This brown dwarf used to be inside its white dwarf companion.

The pair has a very interesting history.
By | Published: June 22, 2017 | Last updated on May 18, 2023
wd1202_sdss
WD 1202-024 is a lot brighter than its companion brown dwarf.
Rappaport et al., SDSS

About 2,700 light-years away from Earth, an incredibly rare event is occurring: a white dwarf and brown dwarf are closely orbiting each other in less than an hour and a half.

 

The white dwarf, which scientists are calling WD 1202-024, was discovered in 2006. WD 1202 became a white dwarf about 50 million years ago when it ran out of usable hydrogen in its core. When a study showed WD 1202 consistently changing in brightness, astronomers assumed it was a variable star. While studying what caused the change in brightness, astronomers were surprised to find that it’s actually caused by a companion brown dwarf.

 

The pair is only separated by about 192,625 miles (310,000 kilometers), less than the distance between the Moon and Earth. The white dwarf’s gravity is so strong that it’s pulled the brown dwarf into an orbit with a period of 71 minutes. That means the two objects zip around each other at speeds of 62 miles per second (100 km/s).

 

The brown dwarf, like all brown dwarfs, is too big to be considered a planet, but not big enough to sustain nuclear fusion. This brown dwarf is 67 times the mass of Jupiter and about the equivalent diameter. Because white dwarfs are small husks of former stars, WD 1202-024 is much smaller than its progenitor star.
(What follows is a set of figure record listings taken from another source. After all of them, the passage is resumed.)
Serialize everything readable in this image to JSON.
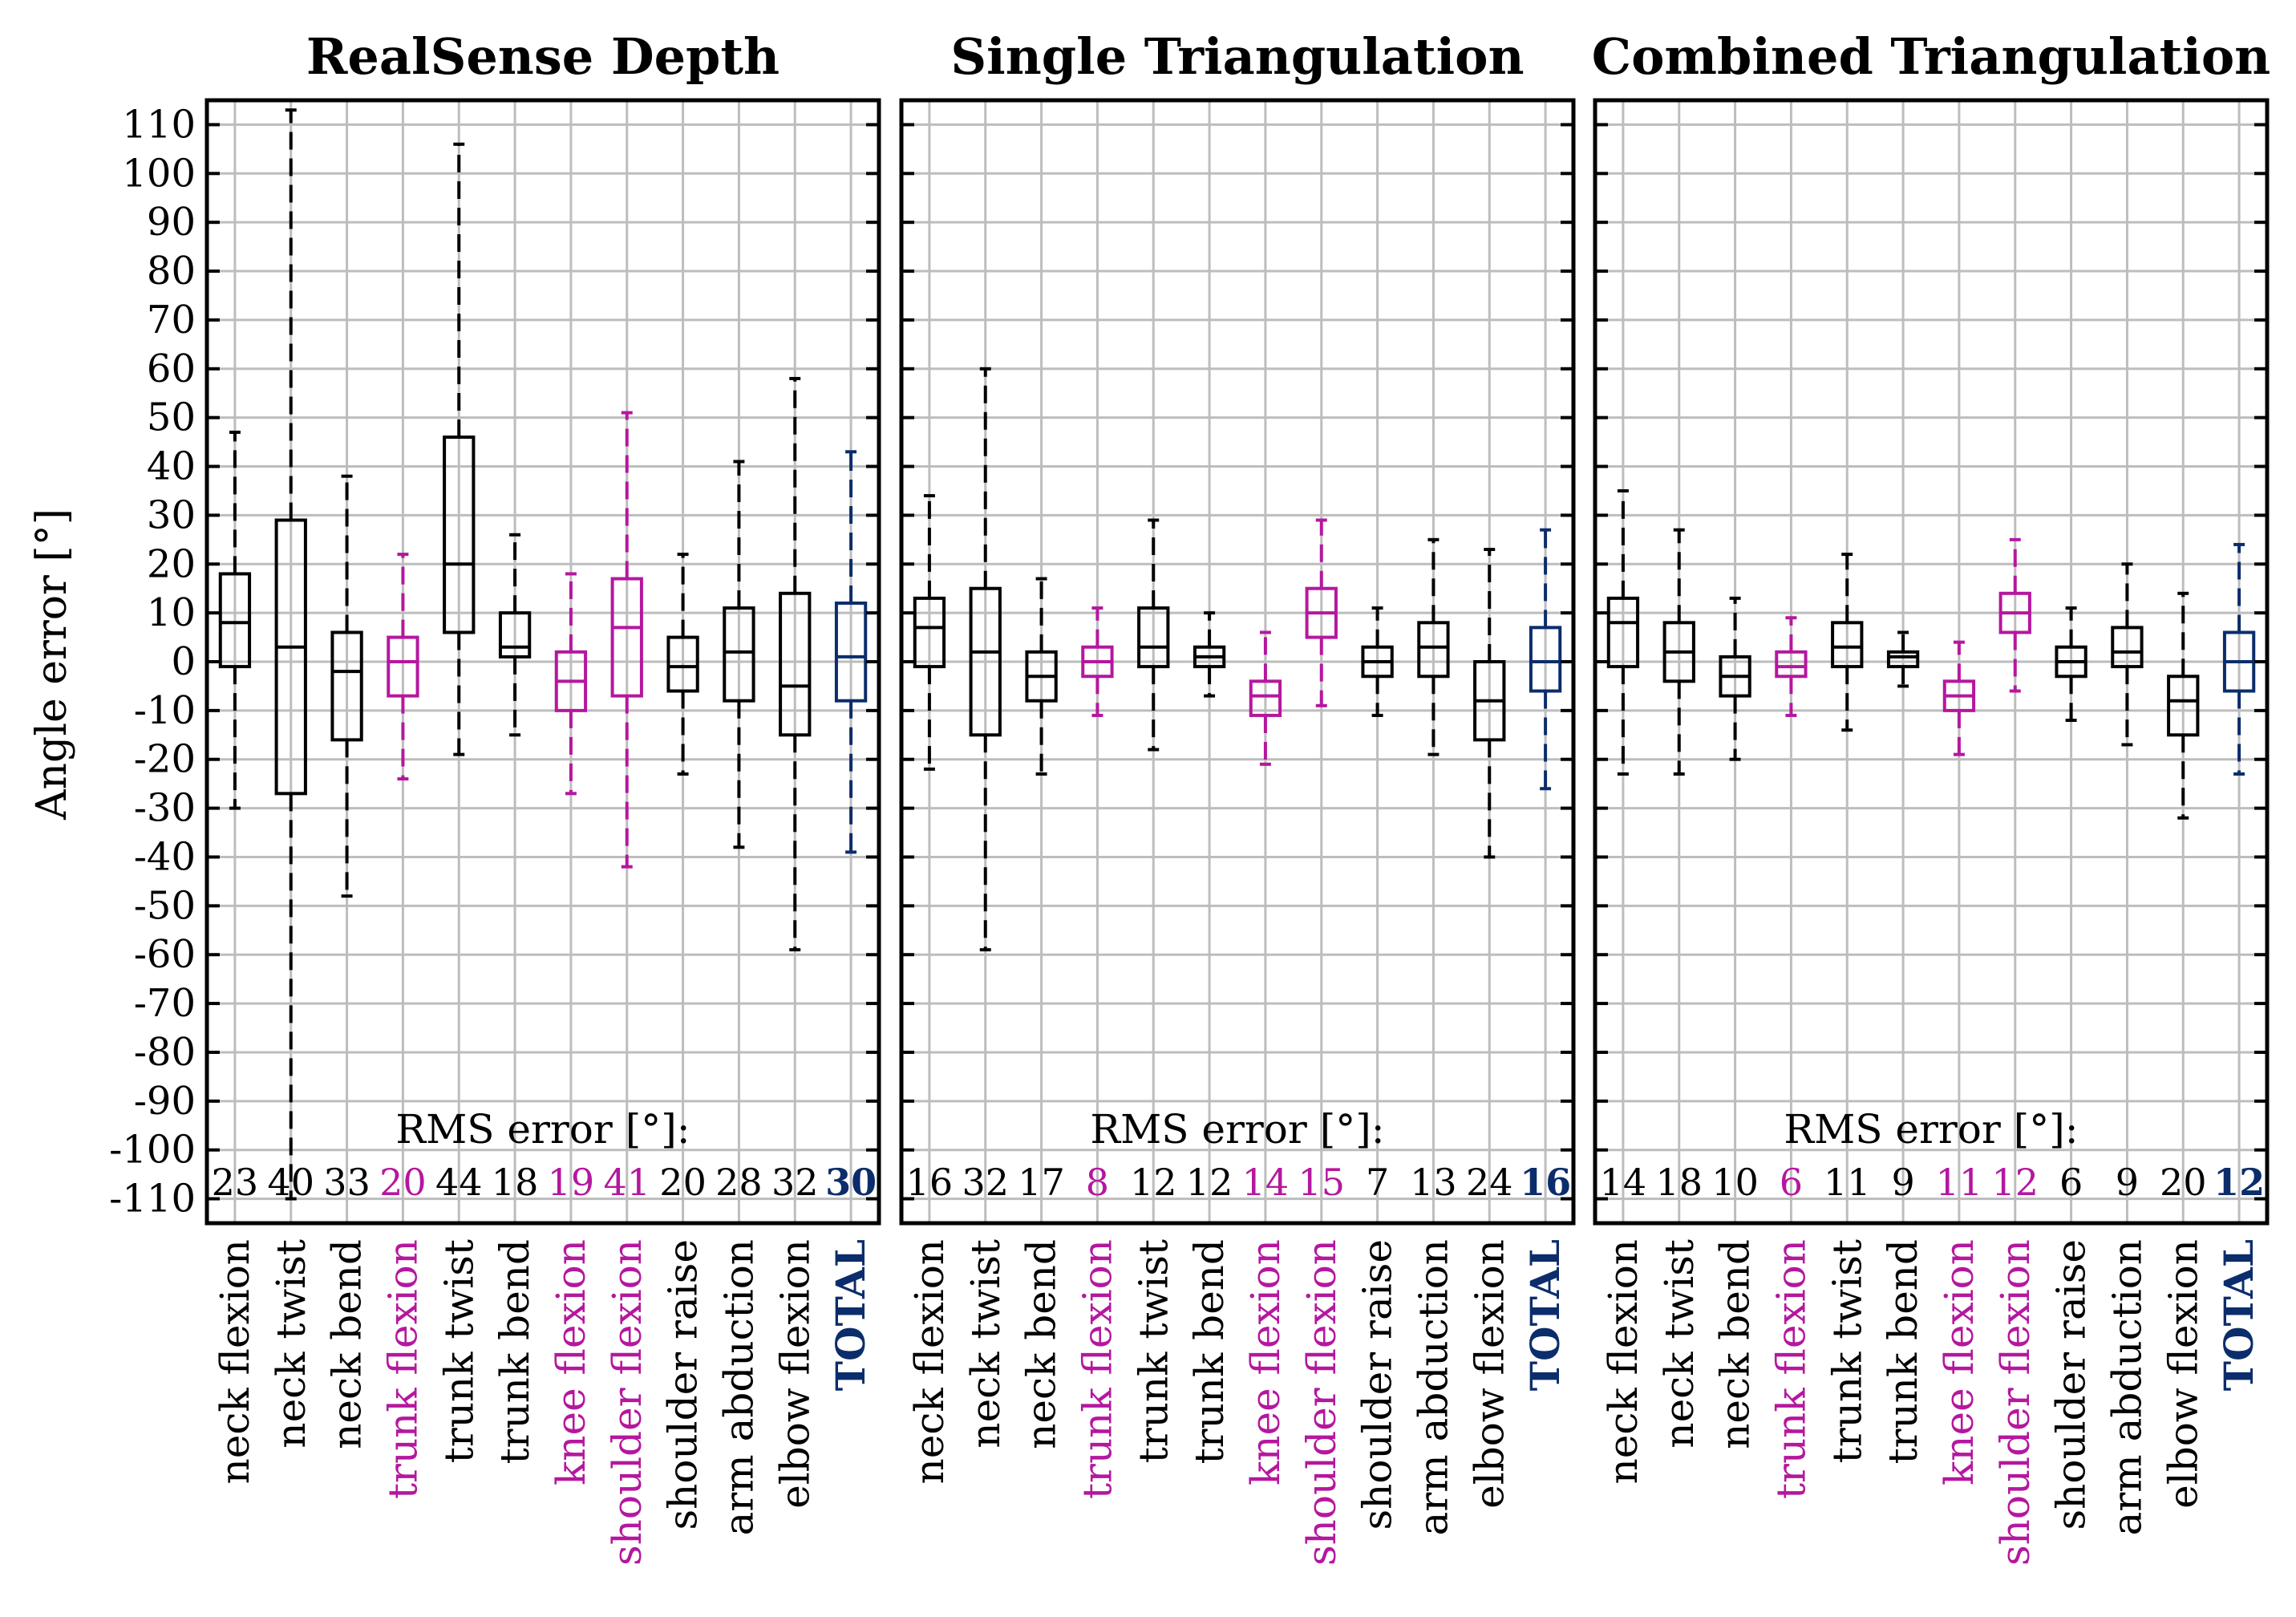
{
  "chart_data": {
    "type": "box",
    "ylabel": "Angle error [°]",
    "ylim": [
      -115,
      115
    ],
    "yticks": [
      110,
      100,
      90,
      80,
      70,
      60,
      50,
      40,
      30,
      20,
      10,
      0,
      -10,
      -20,
      -30,
      -40,
      -50,
      -60,
      -70,
      -80,
      -90,
      -100,
      -110
    ],
    "grid": true,
    "rms_label": "RMS error [°]:",
    "colors": {
      "default": "#000000",
      "highlight": "#b5179e",
      "total": "#0c2d6b",
      "grid": "#bdbdbd"
    },
    "categories": [
      "neck flexion",
      "neck twist",
      "neck bend",
      "trunk flexion",
      "trunk twist",
      "trunk bend",
      "knee flexion",
      "shoulder flexion",
      "shoulder raise",
      "arm abduction",
      "elbow flexion",
      "TOTAL"
    ],
    "category_color": [
      "default",
      "default",
      "default",
      "highlight",
      "default",
      "default",
      "highlight",
      "highlight",
      "default",
      "default",
      "default",
      "total"
    ],
    "panels": [
      {
        "title": "RealSense Depth",
        "rms": [
          "23",
          "40",
          "33",
          "20",
          "44",
          "18",
          "19",
          "41",
          "20",
          "28",
          "32",
          "30"
        ],
        "boxes": [
          {
            "whislo": -30,
            "q1": -1,
            "med": 8,
            "q3": 18,
            "whishi": 47
          },
          {
            "whislo": -110,
            "q1": -27,
            "med": 3,
            "q3": 29,
            "whishi": 113
          },
          {
            "whislo": -48,
            "q1": -16,
            "med": -2,
            "q3": 6,
            "whishi": 38
          },
          {
            "whislo": -24,
            "q1": -7,
            "med": 0,
            "q3": 5,
            "whishi": 22
          },
          {
            "whislo": -19,
            "q1": 6,
            "med": 20,
            "q3": 46,
            "whishi": 106
          },
          {
            "whislo": -15,
            "q1": 1,
            "med": 3,
            "q3": 10,
            "whishi": 26
          },
          {
            "whislo": -27,
            "q1": -10,
            "med": -4,
            "q3": 2,
            "whishi": 18
          },
          {
            "whislo": -42,
            "q1": -7,
            "med": 7,
            "q3": 17,
            "whishi": 51
          },
          {
            "whislo": -23,
            "q1": -6,
            "med": -1,
            "q3": 5,
            "whishi": 22
          },
          {
            "whislo": -38,
            "q1": -8,
            "med": 2,
            "q3": 11,
            "whishi": 41
          },
          {
            "whislo": -59,
            "q1": -15,
            "med": -5,
            "q3": 14,
            "whishi": 58
          },
          {
            "whislo": -39,
            "q1": -8,
            "med": 1,
            "q3": 12,
            "whishi": 43
          }
        ]
      },
      {
        "title": "Single Triangulation",
        "rms": [
          "16",
          "32",
          "17",
          "8",
          "12",
          "12",
          "14",
          "15",
          "7",
          "13",
          "24",
          "16"
        ],
        "boxes": [
          {
            "whislo": -22,
            "q1": -1,
            "med": 7,
            "q3": 13,
            "whishi": 34
          },
          {
            "whislo": -59,
            "q1": -15,
            "med": 2,
            "q3": 15,
            "whishi": 60
          },
          {
            "whislo": -23,
            "q1": -8,
            "med": -3,
            "q3": 2,
            "whishi": 17
          },
          {
            "whislo": -11,
            "q1": -3,
            "med": 0,
            "q3": 3,
            "whishi": 11
          },
          {
            "whislo": -18,
            "q1": -1,
            "med": 3,
            "q3": 11,
            "whishi": 29
          },
          {
            "whislo": -7,
            "q1": -1,
            "med": 1,
            "q3": 3,
            "whishi": 10
          },
          {
            "whislo": -21,
            "q1": -11,
            "med": -7,
            "q3": -4,
            "whishi": 6
          },
          {
            "whislo": -9,
            "q1": 5,
            "med": 10,
            "q3": 15,
            "whishi": 29
          },
          {
            "whislo": -11,
            "q1": -3,
            "med": 0,
            "q3": 3,
            "whishi": 11
          },
          {
            "whislo": -19,
            "q1": -3,
            "med": 3,
            "q3": 8,
            "whishi": 25
          },
          {
            "whislo": -40,
            "q1": -16,
            "med": -8,
            "q3": 0,
            "whishi": 23
          },
          {
            "whislo": -26,
            "q1": -6,
            "med": 0,
            "q3": 7,
            "whishi": 27
          }
        ]
      },
      {
        "title": "Combined Triangulation",
        "rms": [
          "14",
          "18",
          "10",
          "6",
          "11",
          "9",
          "11",
          "12",
          "6",
          "9",
          "20",
          "12"
        ],
        "boxes": [
          {
            "whislo": -23,
            "q1": -1,
            "med": 8,
            "q3": 13,
            "whishi": 35
          },
          {
            "whislo": -23,
            "q1": -4,
            "med": 2,
            "q3": 8,
            "whishi": 27
          },
          {
            "whislo": -20,
            "q1": -7,
            "med": -3,
            "q3": 1,
            "whishi": 13
          },
          {
            "whislo": -11,
            "q1": -3,
            "med": -1,
            "q3": 2,
            "whishi": 9
          },
          {
            "whislo": -14,
            "q1": -1,
            "med": 3,
            "q3": 8,
            "whishi": 22
          },
          {
            "whislo": -5,
            "q1": -1,
            "med": 1,
            "q3": 2,
            "whishi": 6
          },
          {
            "whislo": -19,
            "q1": -10,
            "med": -7,
            "q3": -4,
            "whishi": 4
          },
          {
            "whislo": -6,
            "q1": 6,
            "med": 10,
            "q3": 14,
            "whishi": 25
          },
          {
            "whislo": -12,
            "q1": -3,
            "med": 0,
            "q3": 3,
            "whishi": 11
          },
          {
            "whislo": -17,
            "q1": -1,
            "med": 2,
            "q3": 7,
            "whishi": 20
          },
          {
            "whislo": -32,
            "q1": -15,
            "med": -8,
            "q3": -3,
            "whishi": 14
          },
          {
            "whislo": -23,
            "q1": -6,
            "med": 0,
            "q3": 6,
            "whishi": 24
          }
        ]
      }
    ]
  }
}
The more comparable sizes of these two objects are what cause noticeable brightness changes when the brown dwarf passes between the white dwarf and observers on Earth.

 

WD 1202 burns at a scorching 40,352° Fahrenheit (22,000° Celsius), making it bright enough to see, while the brown dwarf is too faint to be spotted without the help of its white dwarf companion.

 

Astronomers believe the brown dwarf was inside WD1202 about 50 million years ago when WD 1202 expanded to become a red giant, becoming bigger than the brown dwarf’s orbital distance and engulfing the entire brown dwarf. But the brown dwarf survived because the density of the gas in the red giant’s outer layers dropped while it expanded, saving the brown dwarf from becoming too hot.

 

Today, the brown dwarf is orbiting so closely to WD 1202 that it’s slowly getting drawn into its host star. Astronomers believe in about 250 million years the brown dwarf will get so close that the white dwarf’s gravity will draw material from the brown dwarf and eventually flare up as the material just above its surface explodes.

 

During this explosion, the entire system will flare brighter before cooling and dimming again, to repeat all over again in years to come.